Я встал, пошатываясь, подошел. Стянул дырявый прожженный жилет и кинул им на крыльцо, как тяжкий немой укор: может, хоть утром что-то поймут! Я вломился в пыльные кусты, сохраняющие дневную духоту, не разбирая дороги, прорвался через них и вышел к даче.
Темнота! Жена мирно спала, и пес с ней (в смысле наша собака).
Я пошел на террасу, поставил чайник на плитку, обессиленно сел.
Да — Кошкин всегда был сволочью… и однажды в меня уже стрелял. В тот раз, к счастью, неудачно. Не знаю, как ему покажется в этот раз!

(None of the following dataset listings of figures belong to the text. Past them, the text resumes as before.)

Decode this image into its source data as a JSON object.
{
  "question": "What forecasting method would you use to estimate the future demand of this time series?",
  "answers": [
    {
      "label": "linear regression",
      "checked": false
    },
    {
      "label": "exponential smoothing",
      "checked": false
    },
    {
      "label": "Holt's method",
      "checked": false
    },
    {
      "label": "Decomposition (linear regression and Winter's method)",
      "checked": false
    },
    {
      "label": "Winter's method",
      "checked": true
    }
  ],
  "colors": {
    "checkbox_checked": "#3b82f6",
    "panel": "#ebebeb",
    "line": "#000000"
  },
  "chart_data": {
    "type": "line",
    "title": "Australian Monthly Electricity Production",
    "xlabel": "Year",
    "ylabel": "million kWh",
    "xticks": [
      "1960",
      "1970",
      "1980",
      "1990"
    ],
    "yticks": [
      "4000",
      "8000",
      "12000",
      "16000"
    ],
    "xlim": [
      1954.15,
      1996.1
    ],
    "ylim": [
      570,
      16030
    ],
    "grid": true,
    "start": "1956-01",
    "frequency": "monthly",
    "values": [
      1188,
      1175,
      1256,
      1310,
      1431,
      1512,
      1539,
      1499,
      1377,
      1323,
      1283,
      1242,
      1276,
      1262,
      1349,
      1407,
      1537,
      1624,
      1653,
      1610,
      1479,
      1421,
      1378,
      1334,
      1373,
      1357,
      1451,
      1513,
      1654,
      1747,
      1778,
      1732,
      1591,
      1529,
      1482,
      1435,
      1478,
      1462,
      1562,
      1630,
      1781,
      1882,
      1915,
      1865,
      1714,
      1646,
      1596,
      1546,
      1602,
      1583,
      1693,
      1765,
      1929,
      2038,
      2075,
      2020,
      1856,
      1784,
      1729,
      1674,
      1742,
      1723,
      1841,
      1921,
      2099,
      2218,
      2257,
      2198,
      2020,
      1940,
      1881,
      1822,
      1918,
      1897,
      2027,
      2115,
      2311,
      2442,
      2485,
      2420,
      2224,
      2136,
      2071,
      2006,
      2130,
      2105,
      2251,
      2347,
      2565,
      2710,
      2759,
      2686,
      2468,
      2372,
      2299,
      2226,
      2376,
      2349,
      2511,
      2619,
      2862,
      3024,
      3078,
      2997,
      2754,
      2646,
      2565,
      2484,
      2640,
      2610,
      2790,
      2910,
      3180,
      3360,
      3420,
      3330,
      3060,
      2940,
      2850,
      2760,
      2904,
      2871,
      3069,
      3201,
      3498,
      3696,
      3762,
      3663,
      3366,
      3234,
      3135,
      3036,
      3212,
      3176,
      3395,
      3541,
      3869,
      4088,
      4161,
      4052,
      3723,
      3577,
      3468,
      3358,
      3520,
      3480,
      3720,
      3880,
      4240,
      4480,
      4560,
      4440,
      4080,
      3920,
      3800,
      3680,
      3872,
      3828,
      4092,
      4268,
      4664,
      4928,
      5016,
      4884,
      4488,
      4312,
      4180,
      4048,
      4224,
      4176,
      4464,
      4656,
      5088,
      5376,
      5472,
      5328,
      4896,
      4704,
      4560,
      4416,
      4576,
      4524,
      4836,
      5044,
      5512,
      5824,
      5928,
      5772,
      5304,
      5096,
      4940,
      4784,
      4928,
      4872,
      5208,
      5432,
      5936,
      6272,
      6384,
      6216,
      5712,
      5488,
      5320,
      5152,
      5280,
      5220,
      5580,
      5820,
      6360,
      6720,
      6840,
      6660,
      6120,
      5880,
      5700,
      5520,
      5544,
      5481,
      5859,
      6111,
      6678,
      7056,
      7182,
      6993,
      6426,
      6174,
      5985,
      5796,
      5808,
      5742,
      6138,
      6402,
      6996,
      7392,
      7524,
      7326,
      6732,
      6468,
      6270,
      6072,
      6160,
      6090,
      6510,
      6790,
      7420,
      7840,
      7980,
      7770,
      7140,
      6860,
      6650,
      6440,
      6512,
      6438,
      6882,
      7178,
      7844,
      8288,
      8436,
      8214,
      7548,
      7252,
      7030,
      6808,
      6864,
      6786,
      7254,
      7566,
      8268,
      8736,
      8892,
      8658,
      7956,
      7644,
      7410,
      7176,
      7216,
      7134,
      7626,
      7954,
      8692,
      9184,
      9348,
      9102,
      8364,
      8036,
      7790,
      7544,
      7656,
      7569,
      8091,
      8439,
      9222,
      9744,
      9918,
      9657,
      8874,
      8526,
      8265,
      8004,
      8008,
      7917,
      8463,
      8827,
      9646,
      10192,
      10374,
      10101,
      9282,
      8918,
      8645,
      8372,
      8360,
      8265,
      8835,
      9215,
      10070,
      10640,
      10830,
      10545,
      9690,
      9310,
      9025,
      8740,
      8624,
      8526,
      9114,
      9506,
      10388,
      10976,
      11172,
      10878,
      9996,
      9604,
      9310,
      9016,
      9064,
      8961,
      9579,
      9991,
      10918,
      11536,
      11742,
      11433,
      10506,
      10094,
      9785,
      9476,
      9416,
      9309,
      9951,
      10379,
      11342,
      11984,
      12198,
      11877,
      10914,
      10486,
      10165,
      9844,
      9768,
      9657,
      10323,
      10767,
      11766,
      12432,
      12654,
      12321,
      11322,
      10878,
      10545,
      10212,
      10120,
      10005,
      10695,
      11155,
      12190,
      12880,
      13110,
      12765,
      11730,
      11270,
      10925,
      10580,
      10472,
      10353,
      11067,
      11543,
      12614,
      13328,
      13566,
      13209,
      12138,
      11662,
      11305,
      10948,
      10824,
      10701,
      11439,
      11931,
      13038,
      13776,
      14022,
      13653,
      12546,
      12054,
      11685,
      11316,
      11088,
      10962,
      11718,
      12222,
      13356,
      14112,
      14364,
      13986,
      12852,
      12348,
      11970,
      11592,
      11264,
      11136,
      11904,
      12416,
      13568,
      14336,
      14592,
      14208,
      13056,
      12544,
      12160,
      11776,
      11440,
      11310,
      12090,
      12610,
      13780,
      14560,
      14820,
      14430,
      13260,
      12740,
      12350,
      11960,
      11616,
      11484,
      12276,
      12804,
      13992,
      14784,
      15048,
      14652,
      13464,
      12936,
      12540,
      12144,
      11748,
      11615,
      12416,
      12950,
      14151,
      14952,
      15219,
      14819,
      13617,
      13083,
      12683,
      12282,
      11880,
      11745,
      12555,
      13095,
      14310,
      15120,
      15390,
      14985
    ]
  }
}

Да — Кошкин всегда был наглецом, еще когда я только узнал его, когда мы с ним из параллельных групп оба оказались на подводном Северном флоте, отчасти по горячему нашему желанию, отчасти вопреки ему.
Я долго неподвижно сидел на террасе, тупо надеясь, что, может, хоть по телефону он позвонит, поинтересуется, извинится… Как же!
Стояла абсолютная тишина. Интересно — даже у соседей сегодня не бузят. Обычно каждый вечер у них гульба, огромное стечение родственников, заканчивающееся, как правило, дикой дракой. Все в каких-то сложных родственных отношениях и все называют друг друга Сясей. «Сясь! Ну, скажи! Ну, что ж ты ляжишь?» Странный вопрос! Если он жахнул ему по башке — так что же он хочет? «Сясь! Ну, что ж ты молчишь!» Старший Сяся, владелец дома, иногда строго заходит ко мне: «Когда ж вы, демократы, порядок наведете?» Почему-то ярым демократом меня считает, но для него демократы все, кто когда-либо чему-либо учился. «Как же,— думаю,— с вами наведешь!» Но сейчас и там тишина.
Оказавшись на флоте, Кошкин примерно полгода тупо тянул лейтенантскую лямку, потом вдруг дерзко явился к комбригу, капитану первого ранга Гурьеву, и заявил, что хочет создать духовой оркестр — на том основании, что в институте играл в джазе на трубе.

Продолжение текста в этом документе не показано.